In short: The AMSTS Computer Rankings are an advanced iterative loosely-ELO based system that weights wins and points to definitively rank teams, where a unanimous first place team possesses a ranking of 1.

 

The longer, less technical version: The AMSTS Computer Rankings take a number of variables, primarily centered around the result of a game, to create a profile of how “good” a team is, relative to the teams it has played.  As it does this, it calculates the margin of error between the team’s ranking and the expected result. It continues to recalculate, in iterations, until the error becomes zero. It does this independently within the “win” ranking and the “points” ranking, which comprise of the two components that make up the final computer ranking. The win ranking is weighted more than the points ranking on the principle that “good teams figure out ways to win ballgames” but the points record serves as a check to ensure that teams that decisively win games are rewarded for their good performance.  Unlike an “ELO” system, when you play your opponent is irrelevant.  Beating the eventual #1 team in Week 1 is just as valuable as beating them in the National Championship Game.

 

Phrased another way: The wins ranking loves teams that win against teams that win (against teams that win, all the way down the line.) The points method does the same thing, but with blowouts (in general).
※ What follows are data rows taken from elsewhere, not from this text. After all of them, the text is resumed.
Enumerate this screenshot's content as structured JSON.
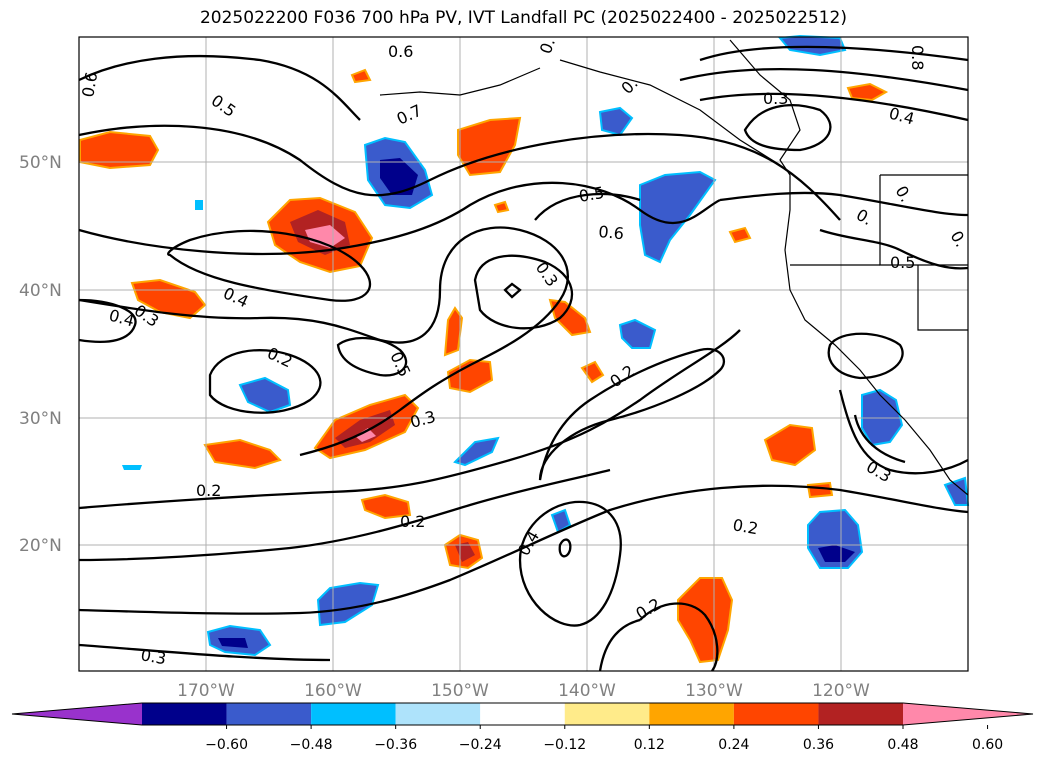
{
  "title": "2025022200 F036 700 hPa PV, IVT Landfall PC (2025022400 - 2025022512)",
  "lat_labels": [
    "50°N",
    "40°N",
    "30°N",
    "20°N"
  ],
  "lon_labels": [
    "170°W",
    "160°W",
    "150°W",
    "140°W",
    "130°W",
    "120°W"
  ],
  "contour_labels": [
    "0.6",
    "0.5",
    "0.7",
    "0.6",
    "0.3",
    "0.4",
    "0.5",
    "0.6",
    "0.3",
    "0.4",
    "0.3",
    "0.4",
    "0.2",
    "0.5",
    "0.3",
    "0.2",
    "0.2",
    "0.2",
    "0.4",
    "0.2",
    "0.2",
    "0.3",
    "0.3",
    "0.8",
    "0.",
    "0.",
    "0.5",
    "0.",
    "0.",
    "0."
  ],
  "colorbar": {
    "tick_labels": [
      "−0.60",
      "−0.48",
      "−0.36",
      "−0.24",
      "−0.12",
      "0.12",
      "0.24",
      "0.36",
      "0.48",
      "0.60"
    ],
    "colors": [
      "#9932cc",
      "#00008b",
      "#3a5bcc",
      "#00bfff",
      "#aee3fb",
      "#ffffff",
      "#ffeb8a",
      "#ffa500",
      "#ff4500",
      "#b22222",
      "#ff88aa"
    ]
  }
}
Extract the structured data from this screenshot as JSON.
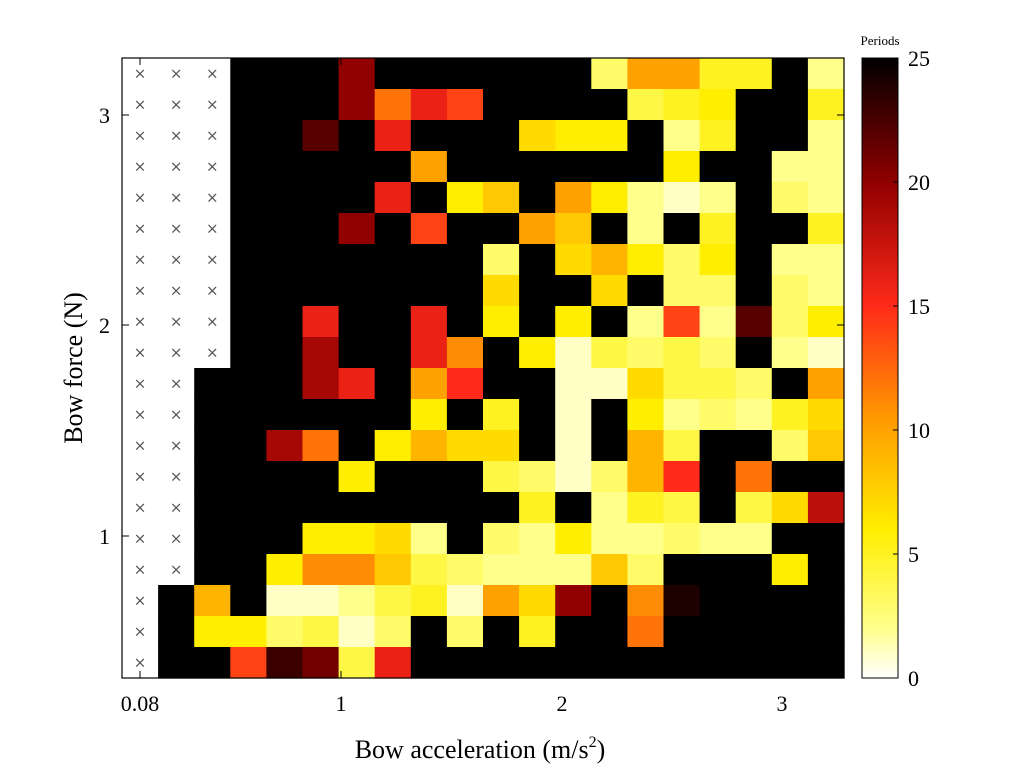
{
  "chart_data": {
    "type": "heatmap",
    "xlabel": "Bow acceleration (m/s",
    "xlabel_superscript": "2",
    "xlabel_suffix": ")",
    "ylabel": "Bow force (N)",
    "x_ticks": [
      "0.08",
      "1",
      "2",
      "3"
    ],
    "y_ticks": [
      "1",
      "2",
      "3"
    ],
    "colorbar": {
      "title": "Periods",
      "min": 0,
      "max": 25,
      "ticks": [
        "0",
        "5",
        "10",
        "15",
        "20",
        "25"
      ],
      "colormap": "reverse-hot (white-yellow-orange-red-black)"
    },
    "no_data_marker": "×",
    "grid": {
      "rows": 20,
      "cols": 20,
      "row_order": "top-to-bottom"
    },
    "values": [
      [
        "x",
        "x",
        "x",
        25,
        25,
        25,
        20,
        25,
        25,
        25,
        25,
        25,
        25,
        3,
        10,
        10,
        5,
        5,
        25,
        2
      ],
      [
        "x",
        "x",
        "x",
        25,
        25,
        25,
        20,
        12,
        16,
        14,
        25,
        25,
        25,
        25,
        4,
        5,
        6,
        25,
        25,
        5
      ],
      [
        "x",
        "x",
        "x",
        25,
        25,
        22,
        25,
        16,
        25,
        25,
        25,
        7,
        6,
        6,
        25,
        2,
        5,
        25,
        25,
        2
      ],
      [
        "x",
        "x",
        "x",
        25,
        25,
        25,
        25,
        25,
        10,
        25,
        25,
        25,
        25,
        25,
        25,
        6,
        25,
        25,
        2,
        2
      ],
      [
        "x",
        "x",
        "x",
        25,
        25,
        25,
        25,
        16,
        25,
        6,
        8,
        25,
        10,
        6,
        2,
        1,
        2,
        25,
        3,
        2
      ],
      [
        "x",
        "x",
        "x",
        25,
        25,
        25,
        20,
        25,
        14,
        25,
        25,
        10,
        8,
        25,
        2,
        25,
        5,
        25,
        25,
        5
      ],
      [
        "x",
        "x",
        "x",
        25,
        25,
        25,
        25,
        25,
        25,
        25,
        3,
        25,
        7,
        9,
        6,
        3,
        6,
        25,
        2,
        2
      ],
      [
        "x",
        "x",
        "x",
        25,
        25,
        25,
        25,
        25,
        25,
        25,
        7,
        25,
        25,
        7,
        25,
        3,
        3,
        25,
        3,
        2
      ],
      [
        "x",
        "x",
        "x",
        25,
        25,
        16,
        25,
        25,
        16,
        25,
        6,
        25,
        6,
        25,
        2,
        14,
        2,
        22,
        3,
        6
      ],
      [
        "x",
        "x",
        "x",
        25,
        25,
        19,
        25,
        25,
        16,
        11,
        25,
        6,
        1,
        4,
        3,
        4,
        3,
        25,
        2,
        1
      ],
      [
        "x",
        "x",
        25,
        25,
        25,
        19,
        16,
        25,
        10,
        15,
        25,
        25,
        1,
        1,
        7,
        4,
        4,
        3,
        25,
        10
      ],
      [
        "x",
        "x",
        25,
        25,
        25,
        25,
        25,
        25,
        6,
        25,
        5,
        25,
        1,
        25,
        6,
        2,
        3,
        2,
        5,
        7
      ],
      [
        "x",
        "x",
        25,
        25,
        19,
        12,
        25,
        6,
        9,
        7,
        7,
        25,
        1,
        25,
        9,
        4,
        25,
        25,
        3,
        8
      ],
      [
        "x",
        "x",
        25,
        25,
        25,
        25,
        6,
        25,
        25,
        25,
        4,
        3,
        1,
        3,
        9,
        15,
        25,
        12,
        25,
        25
      ],
      [
        "x",
        "x",
        25,
        25,
        25,
        25,
        25,
        25,
        25,
        25,
        25,
        5,
        25,
        2,
        5,
        4,
        25,
        4,
        7,
        18
      ],
      [
        "x",
        "x",
        25,
        25,
        25,
        6,
        6,
        7,
        2,
        25,
        3,
        2,
        6,
        2,
        2,
        3,
        2,
        2,
        25,
        25
      ],
      [
        "x",
        "x",
        25,
        25,
        6,
        11,
        11,
        8,
        4,
        3,
        2,
        2,
        2,
        8,
        3,
        25,
        25,
        25,
        6,
        25
      ],
      [
        "x",
        25,
        9,
        25,
        1,
        1,
        2,
        4,
        5,
        1,
        10,
        7,
        20,
        25,
        11,
        24,
        25,
        25,
        25,
        25
      ],
      [
        "x",
        25,
        6,
        6,
        3,
        4,
        1,
        3,
        25,
        3,
        25,
        5,
        25,
        25,
        12,
        25,
        25,
        25,
        25,
        25
      ],
      [
        "x",
        25,
        25,
        14,
        23,
        21,
        4,
        16,
        25,
        25,
        25,
        25,
        25,
        25,
        25,
        25,
        25,
        25,
        25,
        25
      ]
    ]
  }
}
They’re then aggregated, and if a team is #1 in both win and points ranking, they will be ranked 1.0 in the total ranking. Teams that are ranked 1 in one poll but not the other will typically have a ranking in the neighborhood of ~.95, depending upon how close they are to being ranked 1 in the other poll.  The worst teams tend to end up around -1, historically bad teams (see: Grambling 2013-14 Basketball team) can touch -1.25 in overall ranking points.  Of course, a team at 0 is “average” but this tends to be around the 55-60th percentile due to out of Division games (in both college football and basketball).

 

Frequently asked questions about the rankings:

Q: How come MY TEAM is ranked lower than MY RIVAL TEAM even though MY TEAM beat MY RIVAL TEAM three weeks ago?
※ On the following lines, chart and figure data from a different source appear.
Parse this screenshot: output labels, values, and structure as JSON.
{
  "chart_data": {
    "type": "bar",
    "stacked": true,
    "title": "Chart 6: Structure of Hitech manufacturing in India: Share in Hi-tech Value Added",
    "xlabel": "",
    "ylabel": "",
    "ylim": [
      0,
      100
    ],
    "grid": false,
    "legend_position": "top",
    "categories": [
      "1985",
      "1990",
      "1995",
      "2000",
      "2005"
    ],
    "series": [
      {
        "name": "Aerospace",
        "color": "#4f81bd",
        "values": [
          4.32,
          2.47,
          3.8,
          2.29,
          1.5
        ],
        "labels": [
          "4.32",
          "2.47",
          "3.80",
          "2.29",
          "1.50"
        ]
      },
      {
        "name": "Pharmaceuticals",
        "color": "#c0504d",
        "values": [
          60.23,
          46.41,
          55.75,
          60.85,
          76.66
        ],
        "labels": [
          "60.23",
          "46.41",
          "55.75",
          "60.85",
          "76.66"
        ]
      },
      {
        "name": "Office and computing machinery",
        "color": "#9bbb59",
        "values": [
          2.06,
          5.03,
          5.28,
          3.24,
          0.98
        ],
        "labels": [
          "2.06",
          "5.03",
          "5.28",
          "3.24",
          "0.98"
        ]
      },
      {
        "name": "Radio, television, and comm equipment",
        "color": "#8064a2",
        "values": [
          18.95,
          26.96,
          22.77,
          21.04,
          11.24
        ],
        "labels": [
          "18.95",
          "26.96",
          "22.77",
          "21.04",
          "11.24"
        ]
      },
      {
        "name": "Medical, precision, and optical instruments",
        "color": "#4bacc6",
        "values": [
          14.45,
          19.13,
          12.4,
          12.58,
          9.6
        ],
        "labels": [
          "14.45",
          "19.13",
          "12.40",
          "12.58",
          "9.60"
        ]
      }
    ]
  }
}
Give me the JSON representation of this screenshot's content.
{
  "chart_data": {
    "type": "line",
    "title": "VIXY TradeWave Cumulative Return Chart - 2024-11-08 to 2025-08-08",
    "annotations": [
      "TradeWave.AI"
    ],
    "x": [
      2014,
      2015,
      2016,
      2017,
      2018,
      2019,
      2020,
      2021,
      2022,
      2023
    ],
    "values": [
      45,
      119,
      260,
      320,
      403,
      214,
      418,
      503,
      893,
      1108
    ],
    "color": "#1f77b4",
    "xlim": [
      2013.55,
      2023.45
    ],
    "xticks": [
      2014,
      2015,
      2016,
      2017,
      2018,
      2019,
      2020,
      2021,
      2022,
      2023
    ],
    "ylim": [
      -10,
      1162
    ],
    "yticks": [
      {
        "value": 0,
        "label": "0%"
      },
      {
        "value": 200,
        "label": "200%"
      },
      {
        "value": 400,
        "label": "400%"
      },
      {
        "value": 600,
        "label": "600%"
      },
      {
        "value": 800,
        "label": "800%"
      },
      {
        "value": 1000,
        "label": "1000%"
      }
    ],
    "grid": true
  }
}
A: The ranking system factors in the entire body of work of a team, as well as the team’s opponent’s body of work, and the team’s opponent’s opponent’s body of work, on and on. The suggestion that a team cannot lose to a team that is worse than themselves is flawed, and using the 2015 NCAA Football season as an example, let’s take a look at using that logic to justify Otterbein University, a Division 3 school, being the best college football team in the nation:

Fact of the matter is, the ranking thinks that your rival team is better than yours simply because of how they have performed on the field and/or court.

Q: You’re clearly a fan of INSERT TEAM HERE, because they’re completely overranked!

A: In the interest of full disclosure, I will tell you that I am a Purdue Boilermaker. However, the rankings have no influences that would strengthen Purdue, the Big Ten, or harm any rival schools that you may feel I would try to harm. The computer rankings are a program, and their goal is to be free from judgment, as it helps me understand the sports world a little better as well, whereas having a ranking system that simply reaffirmed my beliefs would be silly.  And in case you don’t believe me, take a look at Purdue football’s rankings from 2013-2015.  They were, uh, not treated with kid gloves, to say the least.